Em julho, o papa deu uma entrevista ao canal mexicano Televisa na qual reafirmou que não tem a intenção de renunciar, mas também disse que era preciso estabelecer regras para o caso de uma nova renúncia papal. E ele tem razão, porque quando Bento XVI anunciou sua decisão surpreendente, em 2013, tudo foi feito de maneira ad hoc: não havia regulamento algum prevendo essa hipótese, e Bento foi estabelecendo seu futuro – o título que usaria, onde residiria, o que faria etc. – da maneira que julgava ser a melhor para a Igreja.
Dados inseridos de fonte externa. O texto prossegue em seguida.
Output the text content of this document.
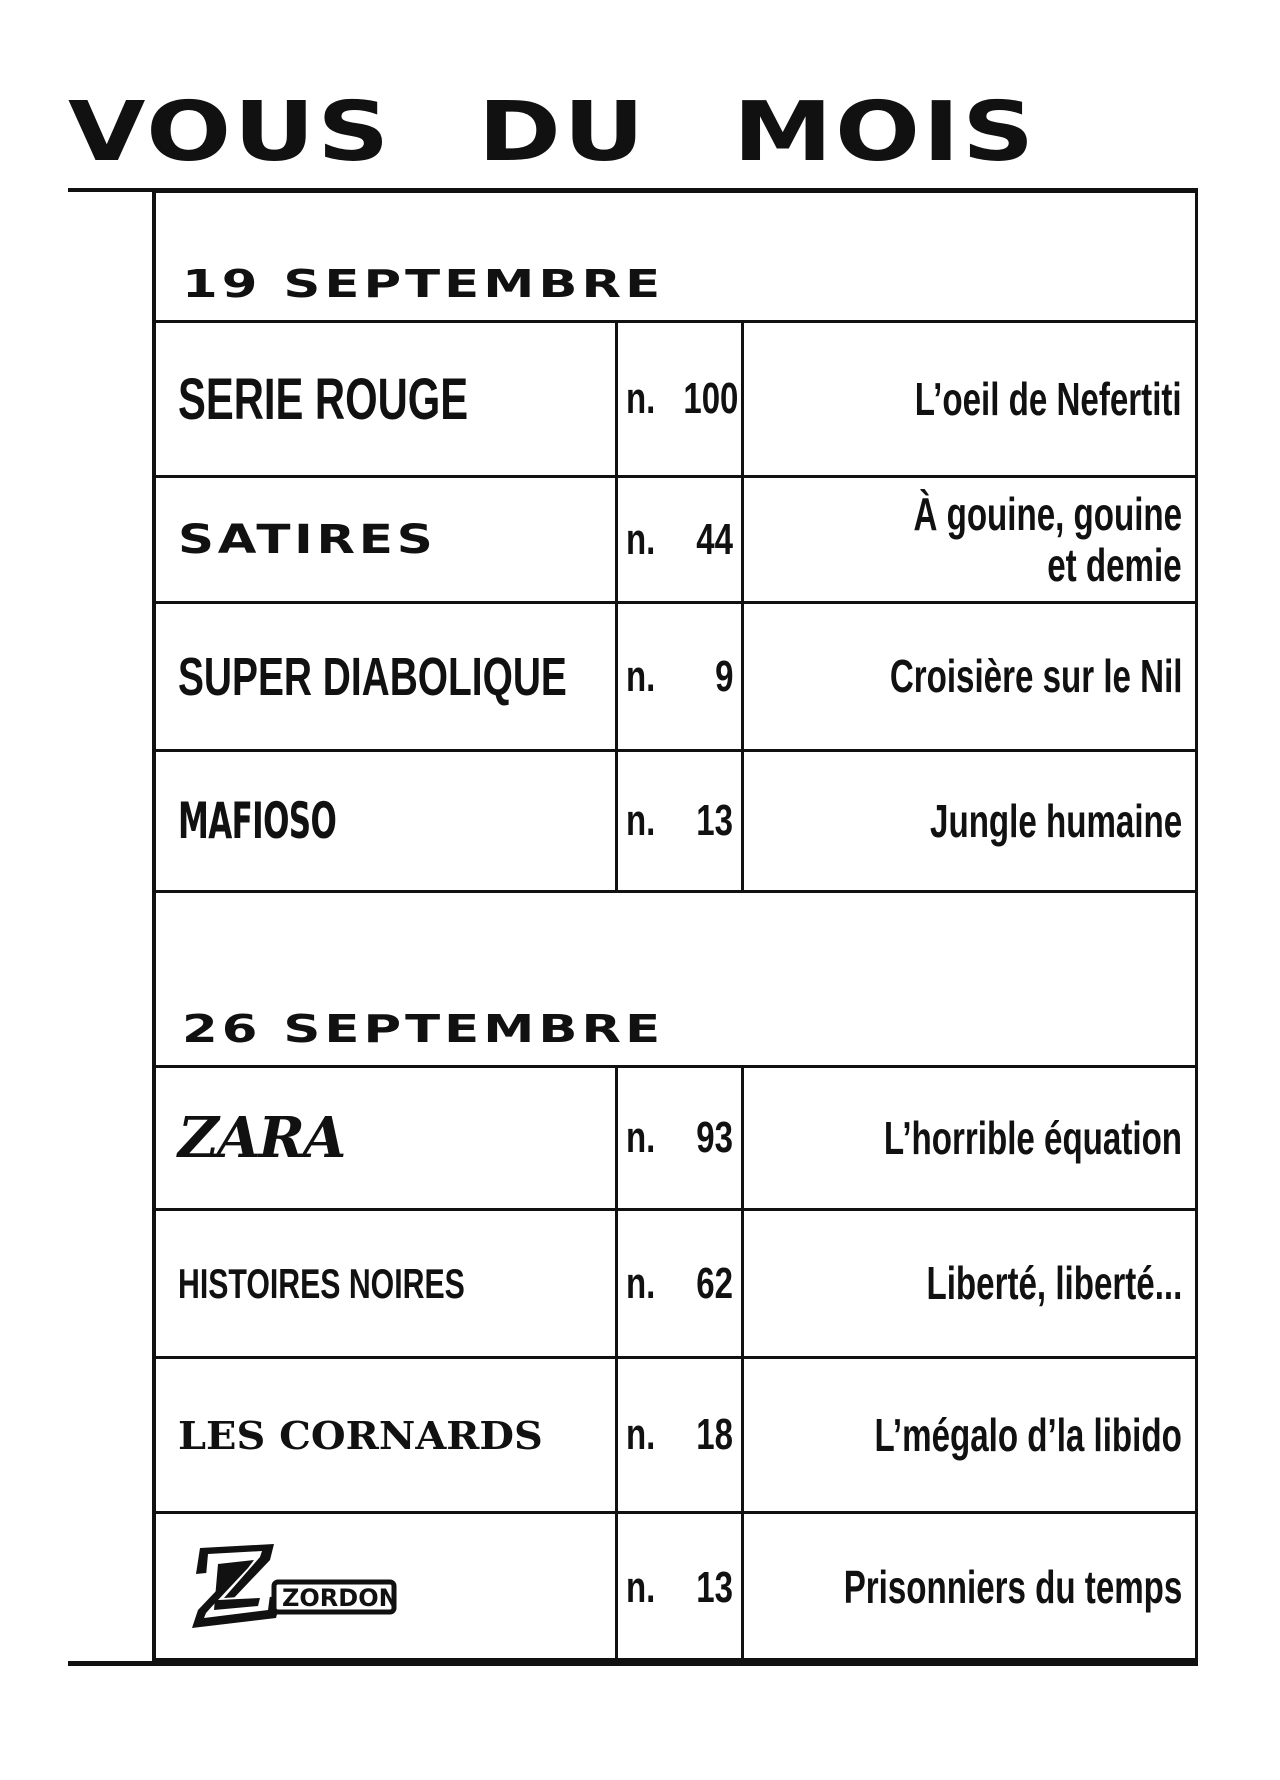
VOUS DU MOIS
19 SEPTEMBRE
SERIE ROUGE	n. 100	L’oeil de Nefertiti
SATIRES	n. 44	À gouine, gouine
et demie
SUPER DIABOLIQUE n. 9	Croisière sur le Nil
MAFIOSO	n. 13	Jungle humaine
26 SEPTEMBRE
ZARA	n. 93	L’horrible équation
HISTOIRES NOIRES	n. 62	Liberté, liberté...
LES CORNARDS n. 18	L’mégalo d’la libido
ZORDON	n. 13 Prisonniers du temps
Na mesma entrevista, Francisco disse que “a primeira experiência [com Bento XVI] tem corrido bem”, porque o papa emérito é “um homem santo e discreto”. Mas isso não impede que se estabeleça uma regulamentação mais bem pensada para ser aplicada em casos semelhantes no futuro.

Quando Bento XVI renunciou, tudo foi feito de maneira ad hoc: não havia regulamento algum prevendo essa hipótese, e Bento foi estabelecendo seu futuro da maneira que julgava ser a melhor para a Igreja

Duas possíveis mudanças foram antecipadas pelo próprio Francisco na entrevista: caso deixasse o pontificado, ele viveria não no Vaticano, mas no Palácio Apostólico do Latrão, ao lado da Basílica de São João do Latrão (que é, digamos, a “catedral de Roma”). Além disso, ele afirmou preferir o título de “bispo emérito de Roma”, em vez de “papa emérito”, caso renunciasse. Eu, particularmente, também gosto dessa mudança, porque reserva o título de “papa” apenas para aquele homem que está, naquele exato momento, exercendo o poder das chaves. Eu inclusive iria além no sentido de ressaltar o caráter único daquele que governa a Igreja, mantendo para ele a exclusividade da batina branca; o emérito poderia voltar a usar a veste talar preta, apenas com os detalhes (como os botões) em branco, assim como faixa e solidéu brancos também.

Estes, no entanto, são aspectos mais formais, técnicos, chamem como quiserem, ligados ao futuro do papa que renuncia. O que me preocupa mais – e me preocupa desde já – é a possível atuação pública do emérito. E aqui não quero ser mal compreendido: se há alguém neste planeta que faz o mundo se abrir, se iluminar e se esclarecer quando fala, esse alguém não é o Lula, como disse uma vez Marilena Chauí, mas Joseph Ratzinger. Quem me dera ter mais tempo para absorver toda a sua obra. Mas, quando renunciou, Bento XVI disse aos cardeais que desejava “servir de todo o coração, com uma vida consagrada à oração, à Santa Igreja de Deus”. Imaginei que ele se recolheria definitivamente, mas nesses nove anos ele deu entrevistas, publicou artigos... é óbvio que não disse nenhuma bobagem, muito longe disso (e inclusive deixou claro que é a Francisco que devemos obediência), mas não deixa de haver um risco enorme, especialmente para aqueles que pretendem criar divergências ou colocar o papa emérito contra o papa reinante, como se Bento XVI estivesse criticando Francisco nas entrelinhas ou coisa do tipo.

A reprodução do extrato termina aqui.